Avant d’ouvrir la bouche, il prit soin d’éclairer minutieusement ses alentours. Il ne vit personne ; il commença.

— Mon cher enfant, dit-il d’une voix grave et dogmatique, — bien qu’on puisse affirmer que, chez vous, la perversité a devancé l’âge, et bien que vous ayez l’âme noire comme le trou le plus noir de cette ruelle maudite, vous n’avez jamais rempli jusqu’ici aucune mission importante… Miauler n’est pas un métier, que diable ! ajouta Paddy que son éloquence entraînait vers ses formules accoutumées ; — tu ne peux pas, ignoble scamp, mon cher petit, — de par Dieu ! — miauler toute ta vie. Il faut se faire une position, un sort, ou le diable m’emporte !… Les caisses d’épargne (saving’s banks) ne sont pas faites exclusivement pour les chiens… Je disais donc, — que le tonnerre m’écrase !.. Hem !.. hem !.. Je disais, vil espoir de Botany-Bay, mon pauvre cher garçon… je suis sûr que je disais, — de par l’enfer ! je disais… Que disais-je, Snail, au bout du compte ?

— Je ne sais pas, capitaine ; répondit Snail.

— Tu ne sais pas, Snail, tu ne sais pas… ni moi non plus… mais je me souviendrai une autre fois… Veux-tu gagner dix guinées ?

— Ça m’est égal, capitaine.

— Comment, ver de terre ! comment, mon fils !… je te parle de dix guinées… c’est de quoi boire bien des pots de gin, charmant petit coquin ; c’est de quoi, sale reptile, payer bien des onces de tabac à ta jolie Madge, — qui est assurément la plus repoussante créature !… Mais ne parlons pas de cela.

Depuis une seconde, Snail avait tourné la tête à demi et n’écoutait plus. Sans cela il eût sans doute très sévèrement relevé l’inconvenante sortie du capitaine à l’endroit de Madge, la belle porteuse à la mer.

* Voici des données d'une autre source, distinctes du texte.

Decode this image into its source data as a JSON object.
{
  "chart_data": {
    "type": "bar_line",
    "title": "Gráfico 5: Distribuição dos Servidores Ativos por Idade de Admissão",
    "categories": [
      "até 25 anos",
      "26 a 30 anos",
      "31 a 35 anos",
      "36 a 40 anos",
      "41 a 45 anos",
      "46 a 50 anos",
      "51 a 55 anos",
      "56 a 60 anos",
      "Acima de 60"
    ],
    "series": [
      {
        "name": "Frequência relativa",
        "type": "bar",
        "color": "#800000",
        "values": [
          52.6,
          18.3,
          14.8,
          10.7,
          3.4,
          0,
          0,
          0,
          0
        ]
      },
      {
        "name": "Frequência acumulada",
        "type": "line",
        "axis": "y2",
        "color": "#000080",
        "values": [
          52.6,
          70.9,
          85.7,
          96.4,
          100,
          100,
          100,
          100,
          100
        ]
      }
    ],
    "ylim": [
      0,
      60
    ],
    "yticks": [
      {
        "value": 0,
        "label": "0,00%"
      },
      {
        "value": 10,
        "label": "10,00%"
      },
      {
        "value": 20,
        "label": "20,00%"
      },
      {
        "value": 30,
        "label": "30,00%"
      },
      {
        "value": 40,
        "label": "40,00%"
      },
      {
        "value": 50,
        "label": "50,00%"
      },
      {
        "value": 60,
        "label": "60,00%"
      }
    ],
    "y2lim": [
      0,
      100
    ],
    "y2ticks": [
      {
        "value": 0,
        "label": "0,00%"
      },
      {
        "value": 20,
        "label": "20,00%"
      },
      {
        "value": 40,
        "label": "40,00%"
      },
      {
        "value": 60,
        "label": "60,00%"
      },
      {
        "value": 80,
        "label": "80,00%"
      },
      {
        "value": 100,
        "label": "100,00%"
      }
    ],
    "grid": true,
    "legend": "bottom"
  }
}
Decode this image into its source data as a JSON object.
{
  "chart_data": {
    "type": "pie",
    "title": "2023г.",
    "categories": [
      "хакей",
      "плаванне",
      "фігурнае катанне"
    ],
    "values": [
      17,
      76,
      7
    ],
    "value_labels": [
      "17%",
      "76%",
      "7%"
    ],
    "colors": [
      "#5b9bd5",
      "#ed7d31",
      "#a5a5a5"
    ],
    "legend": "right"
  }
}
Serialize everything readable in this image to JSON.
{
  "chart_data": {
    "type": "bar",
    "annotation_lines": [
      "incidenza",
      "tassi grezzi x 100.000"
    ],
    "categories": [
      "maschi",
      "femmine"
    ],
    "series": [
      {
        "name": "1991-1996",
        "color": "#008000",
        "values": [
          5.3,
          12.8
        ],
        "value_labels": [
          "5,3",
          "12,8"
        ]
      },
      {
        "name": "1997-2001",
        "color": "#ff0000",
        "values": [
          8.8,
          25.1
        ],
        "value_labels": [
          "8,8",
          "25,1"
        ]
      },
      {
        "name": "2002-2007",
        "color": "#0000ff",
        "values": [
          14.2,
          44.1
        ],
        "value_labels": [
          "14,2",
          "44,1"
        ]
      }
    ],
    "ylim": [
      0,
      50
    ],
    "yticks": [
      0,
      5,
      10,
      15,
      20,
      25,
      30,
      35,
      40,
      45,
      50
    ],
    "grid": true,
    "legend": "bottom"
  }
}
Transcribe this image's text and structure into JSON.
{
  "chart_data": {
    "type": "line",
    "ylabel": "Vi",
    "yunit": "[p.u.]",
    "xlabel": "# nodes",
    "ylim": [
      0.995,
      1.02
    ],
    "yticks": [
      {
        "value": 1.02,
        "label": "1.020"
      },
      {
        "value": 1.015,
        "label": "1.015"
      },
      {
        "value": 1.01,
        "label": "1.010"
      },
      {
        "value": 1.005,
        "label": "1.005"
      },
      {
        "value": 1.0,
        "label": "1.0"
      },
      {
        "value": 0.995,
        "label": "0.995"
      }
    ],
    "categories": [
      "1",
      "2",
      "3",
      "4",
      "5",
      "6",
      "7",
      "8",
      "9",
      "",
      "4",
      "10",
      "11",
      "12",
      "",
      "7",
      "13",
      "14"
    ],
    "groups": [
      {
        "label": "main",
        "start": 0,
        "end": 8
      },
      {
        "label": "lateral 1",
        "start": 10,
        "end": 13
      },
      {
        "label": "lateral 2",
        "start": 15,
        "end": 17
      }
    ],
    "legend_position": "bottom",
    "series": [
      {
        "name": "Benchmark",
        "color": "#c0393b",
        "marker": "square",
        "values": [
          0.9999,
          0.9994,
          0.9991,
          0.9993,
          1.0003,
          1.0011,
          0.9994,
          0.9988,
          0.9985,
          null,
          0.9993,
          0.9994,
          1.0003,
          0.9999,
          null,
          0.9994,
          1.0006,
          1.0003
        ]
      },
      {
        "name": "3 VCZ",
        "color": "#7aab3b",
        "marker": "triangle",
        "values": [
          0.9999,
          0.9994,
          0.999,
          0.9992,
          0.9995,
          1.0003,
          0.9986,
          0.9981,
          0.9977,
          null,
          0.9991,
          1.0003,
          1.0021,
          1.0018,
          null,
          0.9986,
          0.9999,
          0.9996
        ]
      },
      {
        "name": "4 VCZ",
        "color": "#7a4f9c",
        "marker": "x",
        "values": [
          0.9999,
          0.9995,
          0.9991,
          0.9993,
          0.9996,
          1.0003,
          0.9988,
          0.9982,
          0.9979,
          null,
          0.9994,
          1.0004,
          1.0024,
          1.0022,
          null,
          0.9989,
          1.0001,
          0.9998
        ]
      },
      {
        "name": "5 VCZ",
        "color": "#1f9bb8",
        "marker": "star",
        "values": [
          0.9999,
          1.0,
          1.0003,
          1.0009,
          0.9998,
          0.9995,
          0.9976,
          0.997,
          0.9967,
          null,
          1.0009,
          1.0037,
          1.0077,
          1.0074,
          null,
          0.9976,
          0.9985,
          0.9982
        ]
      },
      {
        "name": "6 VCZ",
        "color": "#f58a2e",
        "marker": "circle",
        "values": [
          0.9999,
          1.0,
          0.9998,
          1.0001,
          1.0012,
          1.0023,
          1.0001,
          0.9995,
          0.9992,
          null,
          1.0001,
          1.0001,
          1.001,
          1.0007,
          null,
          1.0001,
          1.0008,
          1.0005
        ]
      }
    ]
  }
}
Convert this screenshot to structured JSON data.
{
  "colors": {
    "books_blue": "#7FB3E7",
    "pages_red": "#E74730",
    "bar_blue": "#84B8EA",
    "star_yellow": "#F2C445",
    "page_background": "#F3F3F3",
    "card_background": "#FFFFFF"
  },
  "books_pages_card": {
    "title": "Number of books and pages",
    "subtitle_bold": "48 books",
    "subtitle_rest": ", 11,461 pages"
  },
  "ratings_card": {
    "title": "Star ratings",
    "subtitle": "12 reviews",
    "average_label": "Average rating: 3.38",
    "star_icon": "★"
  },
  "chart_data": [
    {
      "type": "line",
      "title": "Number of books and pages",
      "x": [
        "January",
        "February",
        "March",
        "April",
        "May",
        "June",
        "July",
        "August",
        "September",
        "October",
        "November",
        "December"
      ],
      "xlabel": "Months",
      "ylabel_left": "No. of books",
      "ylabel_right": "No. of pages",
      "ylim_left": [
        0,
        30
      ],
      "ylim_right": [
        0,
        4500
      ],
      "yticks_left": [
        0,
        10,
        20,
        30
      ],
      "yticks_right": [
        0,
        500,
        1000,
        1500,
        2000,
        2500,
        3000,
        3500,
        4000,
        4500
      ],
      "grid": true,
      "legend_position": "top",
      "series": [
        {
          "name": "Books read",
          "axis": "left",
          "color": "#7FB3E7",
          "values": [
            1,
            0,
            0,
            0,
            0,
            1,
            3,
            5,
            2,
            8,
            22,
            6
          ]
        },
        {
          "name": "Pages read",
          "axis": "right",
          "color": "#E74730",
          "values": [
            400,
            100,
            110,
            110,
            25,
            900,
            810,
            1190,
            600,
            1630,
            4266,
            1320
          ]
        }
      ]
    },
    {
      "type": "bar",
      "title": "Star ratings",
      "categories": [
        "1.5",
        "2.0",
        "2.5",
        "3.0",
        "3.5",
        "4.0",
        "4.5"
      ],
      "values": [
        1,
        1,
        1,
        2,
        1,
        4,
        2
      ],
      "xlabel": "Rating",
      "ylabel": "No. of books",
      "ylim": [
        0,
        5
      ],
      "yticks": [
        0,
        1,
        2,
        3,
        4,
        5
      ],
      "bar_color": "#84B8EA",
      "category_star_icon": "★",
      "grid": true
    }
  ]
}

Snail n’écoutait plus parce qu’il était fort occupé à suivre les mouvements d’une masse noire et presque indistincte qui rampait le long des maisons, du côté de The Pipe and Pot. Cette masse avançait lentement, mais par un mouvement continu, vers l’enfoncement où avait lieu l’importante entrevue de Snail et du capitaine Paddy.

— Eh bien, limaçon d’enfer ! reprit ce dernier, — qu’en dis-tu ?

— C’est Bob ! murmura Snail ; — est-il curieux, au moins, ce diable de Bob !

— L’enfant est ivre ou fou, pensa Paddy ; — Snail, mon fils, que viens-tu me parler de ce hideux mendiant de Bob-Lantern, notre bon compagnon ?…

— Le voilà, répondit Snail.

— Où ? demanda Paddy en tressaillant.

Snail montra du doigt la masse noire qui continuait de s’avancer lentement.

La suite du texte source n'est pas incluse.